Music, yes, switched off with an occasional DVR’ed movie to which I know every line just as background noise.
But sometimes it goes badly as I accidentally put on a home shopping channel then get so into a painting I haven’t noticed it’s on until the end of the day (then I’m trying to wonder why I have an urge to order up Dolly Parton signature bedroom slippers in a ladies size 6?).
HHFA: where do you find that daily inspiration as you stand in front of a blank canvas?
TP: inspiration comes from the day before, as I think about how something’s going to look and it festers inside until I’m ready to begin. But the perspiration comes from an ad agency mantra we’d always live with, “you’re only as good as your last ad.” No difference here at all (in fact I live most of my lessons from advertising out through paintings; creating campaigns of an animal, testing one out on my family to see if it’s total crap, and thinking of a way to paint something in a way it’s not been done before), I hate my bad paintings – they stay here in the studio “corner of shame” for months.
HHFA: favorite artist?
TP: I never thought I’d be any sort of artist, even in college, after all I majored in Journalism. I did editorial cartoons for the Daily Tar Heel at UNC but never thought I’d do those later. But as a sophomore there I got a chance to meet editorial cartoonist (and Pulitzer prize winner), Jeff MacNelly of the Chicago Tribune — and was blown away. His humor, style and grace were something to which I aspire every day. He was so nice to me as a student and I was blown away that someone so successful could still be so cordial and approachable.
HHFA: favorite medium and why?
TP: I use acrylic (along with mixed media at times) and a blow dryer mounted to a tripod. I have no patience.
HHFA: favorite travel destination and why? City? Beach? Mountains?
TP: as our kids get older we try to visit new places. It doesn’t matter where we go as long as everyone gets along once we’re there. I’ve found great places in all of the above all over.
HHFA: how do you deal with creative blocks? Any remedies?
TP: yes, but I never acknowledge it. I consider it like you would a seasoned driver taking their time on the road with the blinker unknowingly on for too long. If you just give them time they eventually turn. Then you have the road clear again!
The scary thing is that canvas, all white and untouched (well, it used to be). The trick there is to have the sketch ready so you approach it like a hyena to a wounded antelope. Once the first part is tackled I can slow down and have more fun with it.
HHFA: you’ve got 24 hours to live. How would you spend your day?
TP: tough one, but I think since you have not qualified which 24 hours of my life I’d have I’d like to live during a day when I see all my kids finally see their happiness reach their creative potential.
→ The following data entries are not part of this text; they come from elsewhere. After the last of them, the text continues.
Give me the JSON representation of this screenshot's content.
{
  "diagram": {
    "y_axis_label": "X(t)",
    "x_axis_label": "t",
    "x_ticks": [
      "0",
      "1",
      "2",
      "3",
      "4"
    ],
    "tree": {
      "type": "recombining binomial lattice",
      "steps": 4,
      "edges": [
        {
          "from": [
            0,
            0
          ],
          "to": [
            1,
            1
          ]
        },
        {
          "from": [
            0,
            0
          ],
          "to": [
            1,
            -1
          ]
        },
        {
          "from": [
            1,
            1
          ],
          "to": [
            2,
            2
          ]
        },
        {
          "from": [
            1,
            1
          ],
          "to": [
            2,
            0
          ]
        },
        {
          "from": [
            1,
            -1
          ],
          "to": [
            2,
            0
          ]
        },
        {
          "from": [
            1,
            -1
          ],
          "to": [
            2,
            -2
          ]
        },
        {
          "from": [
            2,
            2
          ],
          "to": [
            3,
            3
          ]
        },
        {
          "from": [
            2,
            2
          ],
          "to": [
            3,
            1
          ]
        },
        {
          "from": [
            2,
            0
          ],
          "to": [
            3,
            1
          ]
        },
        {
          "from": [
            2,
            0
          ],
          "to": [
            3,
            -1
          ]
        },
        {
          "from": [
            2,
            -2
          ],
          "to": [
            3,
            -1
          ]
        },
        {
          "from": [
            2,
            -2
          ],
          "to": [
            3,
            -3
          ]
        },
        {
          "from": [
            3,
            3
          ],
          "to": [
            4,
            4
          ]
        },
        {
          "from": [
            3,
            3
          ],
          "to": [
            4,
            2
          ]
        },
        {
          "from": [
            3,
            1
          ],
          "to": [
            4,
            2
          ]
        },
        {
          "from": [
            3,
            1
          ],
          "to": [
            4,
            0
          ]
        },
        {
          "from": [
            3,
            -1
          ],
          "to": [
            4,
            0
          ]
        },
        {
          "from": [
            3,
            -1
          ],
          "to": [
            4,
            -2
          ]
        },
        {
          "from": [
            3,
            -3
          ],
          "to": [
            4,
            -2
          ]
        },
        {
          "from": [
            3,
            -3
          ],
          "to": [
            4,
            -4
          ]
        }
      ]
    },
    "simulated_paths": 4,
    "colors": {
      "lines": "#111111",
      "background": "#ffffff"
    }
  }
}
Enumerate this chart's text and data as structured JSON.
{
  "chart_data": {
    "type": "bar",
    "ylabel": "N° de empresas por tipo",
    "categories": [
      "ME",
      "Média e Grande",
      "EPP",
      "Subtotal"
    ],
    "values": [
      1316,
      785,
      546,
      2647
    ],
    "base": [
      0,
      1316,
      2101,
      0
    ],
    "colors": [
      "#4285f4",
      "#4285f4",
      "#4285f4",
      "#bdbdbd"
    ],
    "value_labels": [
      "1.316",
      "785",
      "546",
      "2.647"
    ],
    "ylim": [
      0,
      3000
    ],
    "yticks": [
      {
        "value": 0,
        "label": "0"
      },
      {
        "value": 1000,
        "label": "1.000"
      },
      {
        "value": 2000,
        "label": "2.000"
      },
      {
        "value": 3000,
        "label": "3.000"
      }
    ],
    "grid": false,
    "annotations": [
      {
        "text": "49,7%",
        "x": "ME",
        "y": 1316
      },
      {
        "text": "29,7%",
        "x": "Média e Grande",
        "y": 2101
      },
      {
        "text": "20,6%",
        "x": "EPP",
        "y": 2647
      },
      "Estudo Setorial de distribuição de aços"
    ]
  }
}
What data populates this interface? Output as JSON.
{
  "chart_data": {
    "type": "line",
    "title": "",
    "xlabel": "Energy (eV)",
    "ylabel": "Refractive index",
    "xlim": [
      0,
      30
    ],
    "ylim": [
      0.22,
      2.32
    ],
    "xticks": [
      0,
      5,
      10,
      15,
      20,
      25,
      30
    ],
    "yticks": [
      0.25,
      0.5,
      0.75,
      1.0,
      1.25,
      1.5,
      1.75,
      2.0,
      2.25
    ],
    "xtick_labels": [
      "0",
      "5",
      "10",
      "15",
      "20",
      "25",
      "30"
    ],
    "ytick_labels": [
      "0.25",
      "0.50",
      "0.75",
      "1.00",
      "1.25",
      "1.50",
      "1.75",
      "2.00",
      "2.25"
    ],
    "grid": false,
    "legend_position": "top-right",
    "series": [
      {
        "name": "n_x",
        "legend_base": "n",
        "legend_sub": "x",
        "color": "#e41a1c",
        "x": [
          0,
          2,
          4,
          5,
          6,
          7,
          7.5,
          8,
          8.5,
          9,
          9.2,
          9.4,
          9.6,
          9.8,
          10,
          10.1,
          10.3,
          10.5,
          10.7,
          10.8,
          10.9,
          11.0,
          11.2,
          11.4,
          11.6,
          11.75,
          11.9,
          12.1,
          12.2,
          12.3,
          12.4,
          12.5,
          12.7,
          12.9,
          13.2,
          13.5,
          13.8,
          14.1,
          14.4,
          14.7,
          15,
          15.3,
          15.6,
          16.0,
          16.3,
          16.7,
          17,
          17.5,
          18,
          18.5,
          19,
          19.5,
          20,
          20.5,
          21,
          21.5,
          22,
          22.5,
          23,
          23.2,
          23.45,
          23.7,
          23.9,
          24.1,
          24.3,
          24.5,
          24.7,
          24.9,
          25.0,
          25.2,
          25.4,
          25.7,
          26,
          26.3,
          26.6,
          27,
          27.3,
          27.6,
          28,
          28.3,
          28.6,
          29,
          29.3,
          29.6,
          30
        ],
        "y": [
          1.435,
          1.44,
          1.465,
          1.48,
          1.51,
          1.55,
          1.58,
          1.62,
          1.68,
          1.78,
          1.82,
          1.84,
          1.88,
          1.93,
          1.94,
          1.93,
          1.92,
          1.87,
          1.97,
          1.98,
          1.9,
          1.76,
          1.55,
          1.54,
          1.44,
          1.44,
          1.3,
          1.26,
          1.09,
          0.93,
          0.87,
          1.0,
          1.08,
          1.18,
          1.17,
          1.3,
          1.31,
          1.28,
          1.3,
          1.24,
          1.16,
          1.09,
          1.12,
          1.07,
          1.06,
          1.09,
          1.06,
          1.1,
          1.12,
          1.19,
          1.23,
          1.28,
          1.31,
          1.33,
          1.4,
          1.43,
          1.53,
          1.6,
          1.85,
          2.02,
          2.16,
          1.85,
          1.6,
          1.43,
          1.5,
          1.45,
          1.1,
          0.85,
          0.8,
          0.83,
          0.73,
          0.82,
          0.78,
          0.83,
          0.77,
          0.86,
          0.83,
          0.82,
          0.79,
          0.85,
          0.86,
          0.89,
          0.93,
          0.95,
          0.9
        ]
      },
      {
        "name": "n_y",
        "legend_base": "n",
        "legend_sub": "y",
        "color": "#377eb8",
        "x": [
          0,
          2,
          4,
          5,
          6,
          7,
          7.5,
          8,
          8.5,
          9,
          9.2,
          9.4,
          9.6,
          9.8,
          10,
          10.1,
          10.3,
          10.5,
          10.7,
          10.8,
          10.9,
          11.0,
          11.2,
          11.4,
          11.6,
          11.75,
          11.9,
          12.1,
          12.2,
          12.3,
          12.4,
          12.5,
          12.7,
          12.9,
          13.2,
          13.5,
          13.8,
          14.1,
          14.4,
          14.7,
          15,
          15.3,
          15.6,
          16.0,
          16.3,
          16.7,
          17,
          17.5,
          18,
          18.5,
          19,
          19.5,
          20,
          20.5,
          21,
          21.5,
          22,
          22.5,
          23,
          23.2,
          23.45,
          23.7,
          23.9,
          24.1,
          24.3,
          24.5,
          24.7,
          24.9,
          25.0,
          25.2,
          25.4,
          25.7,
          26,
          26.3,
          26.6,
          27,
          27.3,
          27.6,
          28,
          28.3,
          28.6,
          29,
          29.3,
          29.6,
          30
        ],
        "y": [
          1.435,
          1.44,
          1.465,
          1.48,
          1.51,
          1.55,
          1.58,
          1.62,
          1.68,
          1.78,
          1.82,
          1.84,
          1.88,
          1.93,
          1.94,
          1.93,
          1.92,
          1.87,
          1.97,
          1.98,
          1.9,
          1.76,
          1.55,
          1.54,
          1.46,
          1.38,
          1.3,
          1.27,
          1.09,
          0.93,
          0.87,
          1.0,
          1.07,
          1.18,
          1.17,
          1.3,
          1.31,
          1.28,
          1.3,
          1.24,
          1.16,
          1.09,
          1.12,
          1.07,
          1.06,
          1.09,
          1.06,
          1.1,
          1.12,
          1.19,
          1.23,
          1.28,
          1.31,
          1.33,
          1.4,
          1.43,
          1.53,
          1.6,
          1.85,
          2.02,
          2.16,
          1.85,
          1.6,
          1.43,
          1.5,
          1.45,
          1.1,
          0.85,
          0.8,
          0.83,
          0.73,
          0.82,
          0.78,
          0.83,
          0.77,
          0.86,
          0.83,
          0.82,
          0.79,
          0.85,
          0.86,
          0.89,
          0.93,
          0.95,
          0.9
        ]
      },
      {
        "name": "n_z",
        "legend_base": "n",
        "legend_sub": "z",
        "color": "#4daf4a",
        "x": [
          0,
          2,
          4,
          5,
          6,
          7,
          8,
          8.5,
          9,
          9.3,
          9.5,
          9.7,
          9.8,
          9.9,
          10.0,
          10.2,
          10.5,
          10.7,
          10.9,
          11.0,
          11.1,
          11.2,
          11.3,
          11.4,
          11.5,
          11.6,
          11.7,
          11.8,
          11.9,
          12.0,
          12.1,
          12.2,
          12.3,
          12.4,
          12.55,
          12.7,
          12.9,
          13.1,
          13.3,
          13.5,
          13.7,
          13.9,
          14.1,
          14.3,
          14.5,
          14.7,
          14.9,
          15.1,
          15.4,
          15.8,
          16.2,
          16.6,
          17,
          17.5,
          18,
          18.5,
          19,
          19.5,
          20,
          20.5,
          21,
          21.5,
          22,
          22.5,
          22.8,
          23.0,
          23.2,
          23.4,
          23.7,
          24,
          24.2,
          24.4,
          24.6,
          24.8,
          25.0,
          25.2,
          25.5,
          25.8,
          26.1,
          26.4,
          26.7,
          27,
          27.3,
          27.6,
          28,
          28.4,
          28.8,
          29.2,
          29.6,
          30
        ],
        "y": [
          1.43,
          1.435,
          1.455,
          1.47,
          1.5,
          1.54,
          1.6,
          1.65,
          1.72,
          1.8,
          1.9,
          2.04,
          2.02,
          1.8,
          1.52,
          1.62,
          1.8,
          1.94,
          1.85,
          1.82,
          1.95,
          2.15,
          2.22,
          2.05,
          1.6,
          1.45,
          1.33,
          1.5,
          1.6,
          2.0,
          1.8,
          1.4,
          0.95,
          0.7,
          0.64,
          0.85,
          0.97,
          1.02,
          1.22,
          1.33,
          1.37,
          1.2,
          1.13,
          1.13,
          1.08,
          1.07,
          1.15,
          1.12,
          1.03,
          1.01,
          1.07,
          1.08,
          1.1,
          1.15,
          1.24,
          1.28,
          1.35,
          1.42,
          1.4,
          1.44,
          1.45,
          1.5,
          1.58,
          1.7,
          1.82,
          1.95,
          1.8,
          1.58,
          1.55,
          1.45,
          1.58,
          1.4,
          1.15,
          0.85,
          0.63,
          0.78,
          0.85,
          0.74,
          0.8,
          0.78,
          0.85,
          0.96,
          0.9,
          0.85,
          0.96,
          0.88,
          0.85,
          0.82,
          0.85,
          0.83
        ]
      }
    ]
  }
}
It’s such a struggle to be creative and NOT know what you want to do with it. But I hope I can be there for the day when I see them all happy in their own skin doing the kind of things that they love to do and what makes them happy. That would make me happy, indeed!
HHFA: thanks, Trip. We love your happy and energetic paintings and we’re delighted you’re part of our little gallery family.
And, if you’re in town, stop by to feast your eyes on Trip’s paintings. We dare you not to smile when you see them.